Friday, March 14, the Becket Fund for Religious Liberty is scheduled to present oral argument in St. Louis, MO, in support of Dan and Amy Pucket and their two children who were kicked off of Hot Springs, South Dakota school buses because they attended a religious school.
"The Supreme Court has said that the Blaine Amendments were 'born of bigotry' and should be 'buried now.' It's time for the states to get out their shovels and start digging. It is unconscionable that governments are still enforcing discriminatory nineteenth century laws against people of faith," said Roger Severino, legal counsel at the Becket Fund.
Severino will be presenting the argument for the Puckets before the federal 8th Circuit Court of Appeals. The Washington-based Becket Fund is a public interest law firm protecting the free expression of all religious traditions. It is nonprofit, nonpartisan, and interfaith.
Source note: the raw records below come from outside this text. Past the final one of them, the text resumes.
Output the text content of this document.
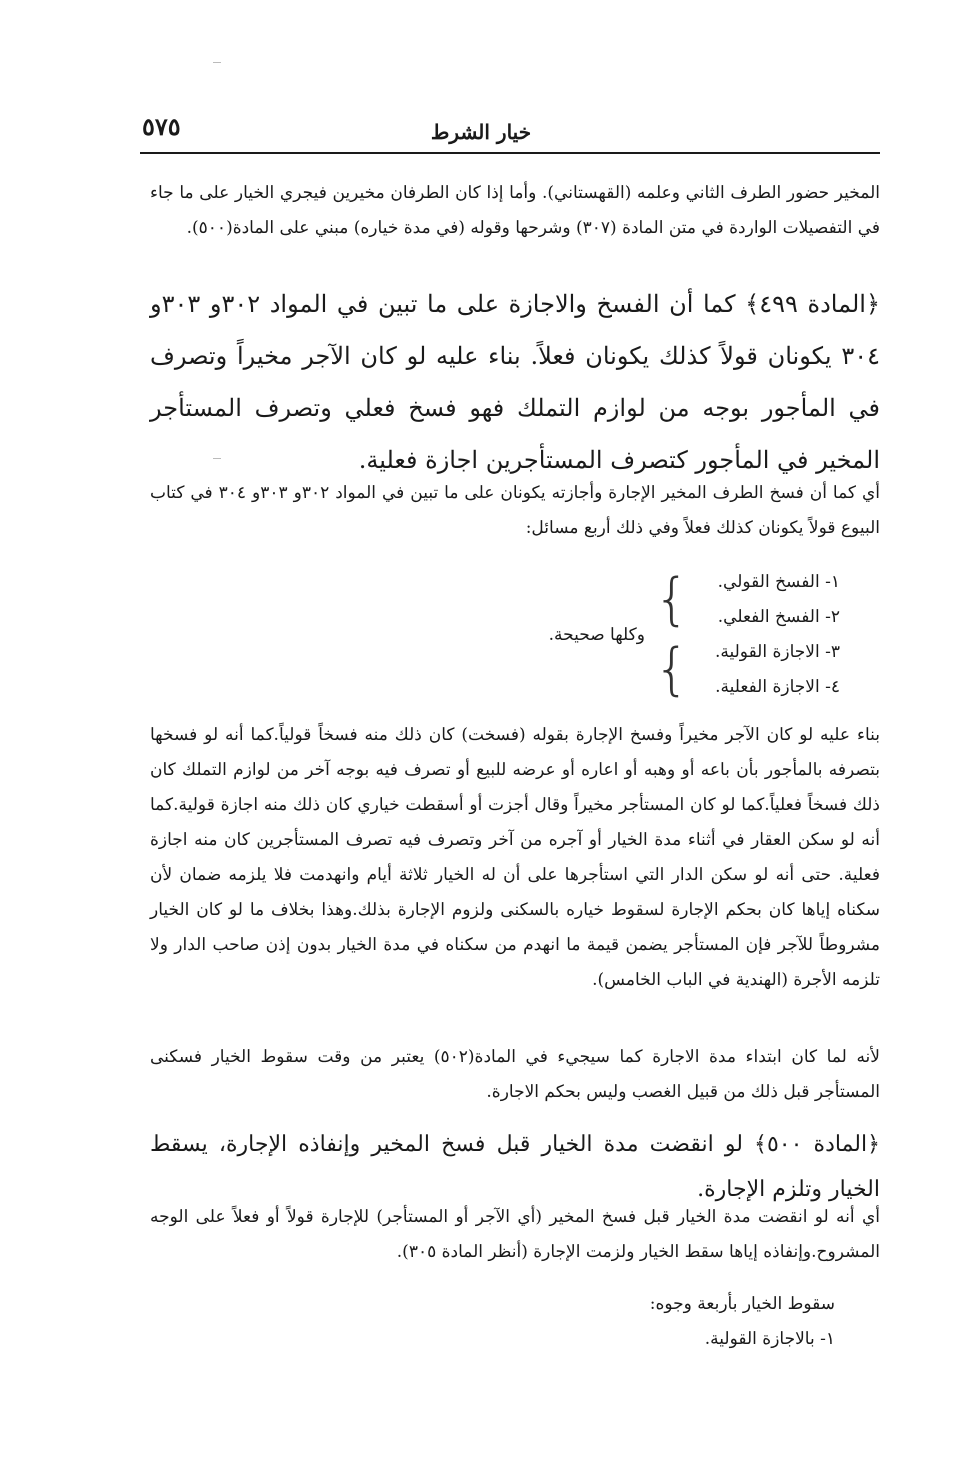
٥٧٥	خيار الشرط

المخير حضور الطرف الثاني وعلمه (القهستاني). وأما إذا كان الطرفان مخيرين فيجري الخيار على ما جاء في التفصيلات الواردة في متن المادة (٣٠٧) وشرحها وقوله (في مدة خياره) مبني على المادة(٥٠٠).

﴿المادة ٤٩٩﴾ كما أن الفسخ والاجازة على ما تبين في المواد ٣٠٢و ٣٠٣و ٣٠٤ يكونان قولاً كذلك يكونان فعلاً. بناء عليه لو كان الآجر مخيراً وتصرف في المأجور بوجه من لوازم التملك فهو فسخ فعلي وتصرف المستأجر المخير في المأجور كتصرف المستأجرين اجازة فعلية.

أي كما أن فسخ الطرف المخير الإجارة وأجازته يكونان على ما تبين في المواد ٣٠٢و ٣٠٣و ٣٠٤ في كتاب البيوع قولاً يكونان كذلك فعلاً وفي ذلك أربع مسائل:

١- الفسخ القولي.
٢- الفسخ الفعلي.
٣- الاجازة القولية.
٤- الاجازة الفعلية.
{
{
وكلها صحيحة.

بناء عليه لو كان الآجر مخيراً وفسخ الإجارة بقوله (فسخت) كان ذلك منه فسخاً قولياً.كما أنه لو فسخها بتصرفه بالمأجور بأن باعه أو وهبه أو اعاره أو عرضه للبيع أو تصرف فيه بوجه آخر من لوازم التملك كان ذلك فسخاً فعلياً.كما لو كان المستأجر مخيراً وقال أجزت أو أسقطت خياري كان ذلك منه اجازة قولية.كما أنه لو سكن العقار في أثناء مدة الخيار أو آجره من آخر وتصرف فيه تصرف المستأجرين كان منه اجازة فعلية. حتى أنه لو سكن الدار التي استأجرها على أن له الخيار ثلاثة أيام وانهدمت فلا يلزمه ضمان لأن سكناه إياها كان بحكم الإجارة لسقوط خياره بالسكنى ولزوم الإجارة بذلك.وهذا بخلاف ما لو كان الخيار مشروطاً للآجر فإن المستأجر يضمن قيمة ما انهدم من سكناه في مدة الخيار بدون إذن صاحب الدار ولا تلزمه الأجرة (الهندية في الباب الخامس).

لأنه لما كان ابتداء مدة الاجارة كما سيجيء في المادة(٥٠٢) يعتبر من وقت سقوط الخيار فسكنى المستأجر قبل ذلك من قبيل الغصب وليس بحكم الاجارة.

﴿المادة ٥٠٠﴾ لو انقضت مدة الخيار قبل فسخ المخير وإنفاذه الإجارة، يسقط الخيار وتلزم الإجارة.

أي أنه لو انقضت مدة الخيار قبل فسخ المخير (أي الآجر أو المستأجر) للإجارة قولاً أو فعلاً على الوجه المشروح.وإنفاذه إياها سقط الخيار ولزمت الإجارة (أنظر المادة ٣٠٥).

سقوط الخيار بأربعة وجوه:

١- بالاجازة القولية.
The case of Pucket v. Rounds concerns the right of the Pucket children to be bused from their rural home to a Lutheran elementary school. The state refused citing South Dakota's Blaine Amendments. The Blaine Amendments were passed at the height of nativist anti-Catholic agitation in the 1880s and are used today to bar religiously-affiliated organizations of all sorts from receiving any form of government aid in South Dakota, and dozens of other states.
Blaine Amendments are named for James G. Blaine of Maine, a powerful and popular politician who nearly became president. As senator, Blaine proposed a federal constitutional amendment in 1875 that would have banned taxpayer support for Catholicschools, while preserving the right to fund Protestant worship in public schools. After that measure failed, individual states, including South Dakota, adopted their own Blaine Amendments, often as a requirement to gain statehood.
This is a precedent-setting legal battle that extends far beyond busing. Pucket v. Rounds exposes how laws specifically created out of the religious bigotry of the 19th Century are still in use today.